Sem isso, mesmo que amplie sua vantagem no Nordeste, a situação do ex-presidente torna-se muito difícil, muito embora estejamos falando da maior, mais surpreendente e mais brilhante liderança política popular do país. Os últimos movimentos, no entanto, indicam uma retomada da dianteira petista, o que os números da pesquisa do Ipec (a primeira do segundo turno) confirmam: Lula aparece com 55% do votos válidos (descontados os votos brancos e nulos), contra 45% de Bolsonaro.
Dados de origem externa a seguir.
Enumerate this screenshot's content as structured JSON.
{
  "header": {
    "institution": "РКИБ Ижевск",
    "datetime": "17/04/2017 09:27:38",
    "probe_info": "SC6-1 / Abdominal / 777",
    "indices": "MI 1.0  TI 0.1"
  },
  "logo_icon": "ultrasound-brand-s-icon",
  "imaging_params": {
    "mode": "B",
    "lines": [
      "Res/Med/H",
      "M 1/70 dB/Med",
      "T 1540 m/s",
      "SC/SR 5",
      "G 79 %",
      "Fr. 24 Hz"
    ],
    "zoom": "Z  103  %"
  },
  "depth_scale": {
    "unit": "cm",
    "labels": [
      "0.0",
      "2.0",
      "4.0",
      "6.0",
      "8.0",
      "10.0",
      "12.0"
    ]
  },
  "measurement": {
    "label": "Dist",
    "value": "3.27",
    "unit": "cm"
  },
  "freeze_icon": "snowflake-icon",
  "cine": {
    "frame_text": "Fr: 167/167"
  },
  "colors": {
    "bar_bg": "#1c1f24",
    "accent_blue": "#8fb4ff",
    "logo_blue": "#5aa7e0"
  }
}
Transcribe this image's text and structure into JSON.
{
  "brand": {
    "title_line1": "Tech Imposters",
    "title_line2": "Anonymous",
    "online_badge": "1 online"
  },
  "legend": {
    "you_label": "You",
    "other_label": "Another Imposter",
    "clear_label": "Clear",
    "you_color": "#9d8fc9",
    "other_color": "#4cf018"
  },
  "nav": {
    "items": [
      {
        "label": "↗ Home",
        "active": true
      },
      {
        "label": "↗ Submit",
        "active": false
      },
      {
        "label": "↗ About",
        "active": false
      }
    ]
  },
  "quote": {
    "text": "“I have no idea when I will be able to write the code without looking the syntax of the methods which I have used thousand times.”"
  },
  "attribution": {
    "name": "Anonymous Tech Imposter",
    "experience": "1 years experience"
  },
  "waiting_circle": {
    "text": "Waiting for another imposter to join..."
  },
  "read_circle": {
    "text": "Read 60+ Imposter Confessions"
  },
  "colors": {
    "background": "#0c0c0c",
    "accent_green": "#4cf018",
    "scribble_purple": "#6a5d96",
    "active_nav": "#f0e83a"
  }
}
Os tempos são outros, mas o antipetismo é uma realidade que ainda impera em todas as regiões do país, exceto o Nordeste, onde o projeto de governo do PT deita suas raízes de forma incontrastável. E não adianta tentar ignorar o que os governos do PT fizeram em benefício de um povo pobre, mas digno e exemplarmente consciente do que é de fato melhor para ele.

Aí, se capaz de manter algo próximo do que conquistou a dois de outubro, mesmo sob o peso de uma correlação de forças profundamente desigual a partir de agora, quedam as melhores esperanças do ex-presidente Luiz Inácio Lula da Silva conquistar um terceiro mandato, resgatar o que restou de nossa combalida democracia e abrir novos horizontes em meio à tragédia em que se transformou o país.

Do contrário, como tão bem discorreu sobre o Brasil a jornalista Mariliz Pereira Jorge, em coluna de quarta-feira na Folha, corre-se o risco de ver-se confirmar o que supostamente somos: "Um povo que faz arminha com a mão, odeia o próximo e vai à igreja aos domingos."

A votação do dia 30 deste mês é, por certo, a mais importante desde a redemocratização do país. Mais que nunca, o povo brasileiro decidirá entre a continuidade da barbárie e o restabelecimento da normalidade democrática. Simples assim.